Notre sœur la France, un poème de Yannis Ritsos
Notre sœur la France,
notre sœur bien-aimée la France,
nous t’écrivons rapidement deux mots sur le genou,
deux mots tout simples comme notre amour,
comme sont le pain, la lumière, le sel et notre cœur.
Tout simples. Cela ne nous irait pas devant toi de porter nos cravates,
nous avons chemise et poitrine déboutonnées,
nous avons notre orgueil déboutonné de haut en bas,
et notre rêve est déchiré, seul dans le vent,
et notre âme n’est pas rasée
de la barbe des partisans qui se sont retranchés,
à cheval sur la mort – en haut des rochers de la gloire.
Notre sœur, dans le sang nous te donnons la main,
pour te serrer la main ensanglantée.
Toi au moins, tu n’es pas une étrangère. Tu es la nôtre.
Et quand tes partisans libéraient ton Paris,
nous criions dans les rues: « Notre Paris est libéré! »

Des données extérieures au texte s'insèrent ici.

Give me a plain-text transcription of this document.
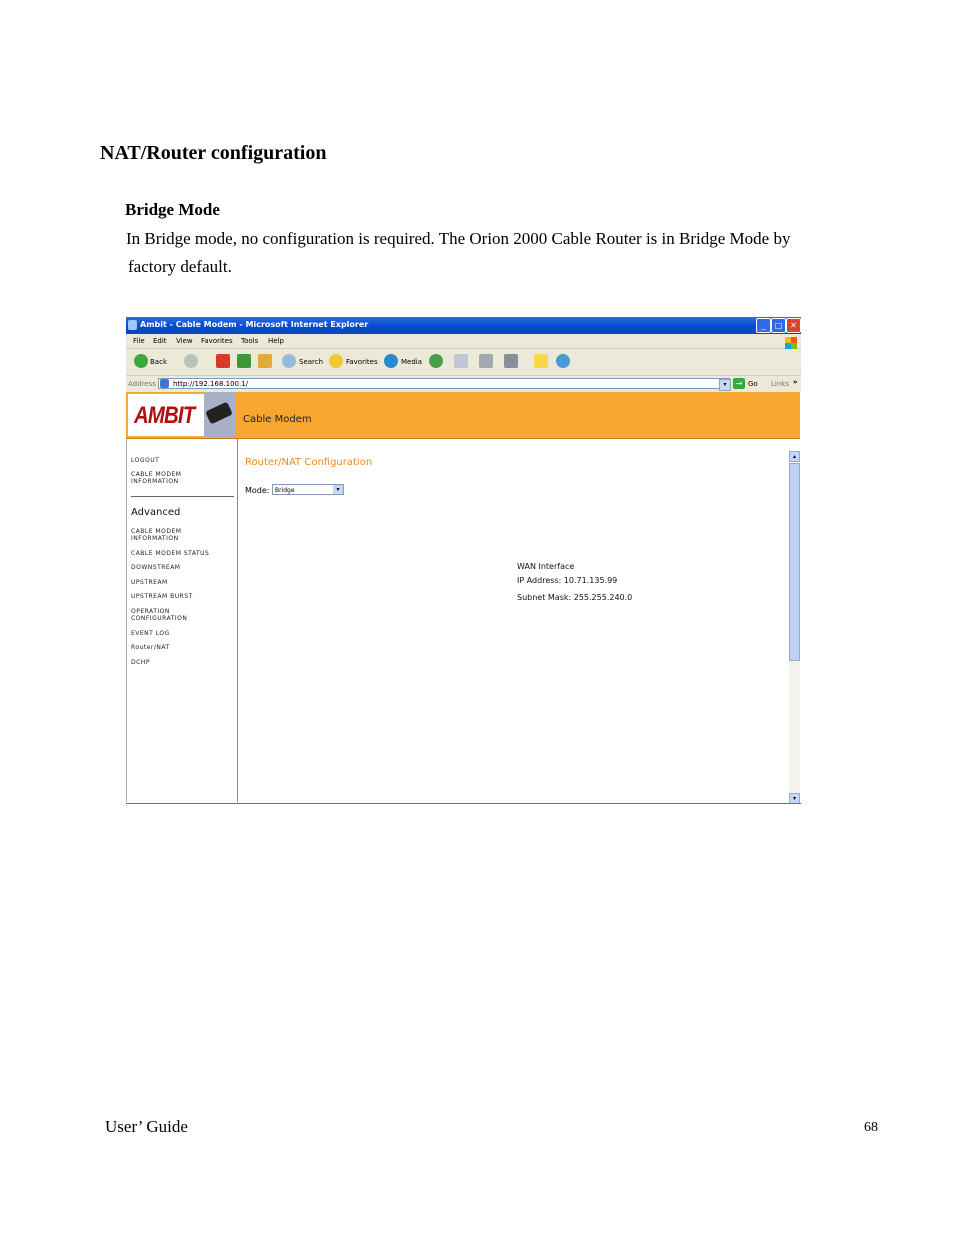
NAT/Router configuration
Bridge Mode
In Bridge mode, no configuration is required. The Orion 2000 Cable Router is in Bridge Mode by
factory default.
Ambit - Cable Modem - Microsoft Internet Explorer	_	□ ✕
File Edit View Favorites Tools Help
Back	Search	Favorites	Media
Address	http://192.168.100.1/	▾	→ Go Links »
AMBIT	Cable Modem
LOGOUT
CABLE MODEM
INFORMATION
Advanced
CABLE MODEM
INFORMATION
CABLE MODEM STATUS
DOWNSTREAM
UPSTREAM
UPSTREAM BURST
OPERATION
CONFIGURATION
EVENT LOG
Router/NAT
DCHP
Router/NAT Configuration
Mode: Bridge	▾
WAN Interface
IP Address: 10.71.135.99
Subnet Mask: 255.255.240.0
▴
▾
User’ Guide	68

Des drapeaux plein le ciel, Athènes saluait
ton armée accrochant aux balcons l’espoir tricolore,
et sur les bancs de notre Kaissariani nous écrivions:
« Vive notre France libre! »
Et là-haut sur le Pinde et à Liakoura,
dans les fumées, les cliquetis, et dans la poudre, ces nuits
où le vent apportait les volutes enflammées et les cendres des villages qui brûlaient,
les partisans là-haut gravaient, dans le bois des chênes sauvages et dans la crosse de leurs fusils,
ton nom tout à côté de celui de la Liberté.
Toi au moins tu n’es pas une étrangère. Tu es la nôtre.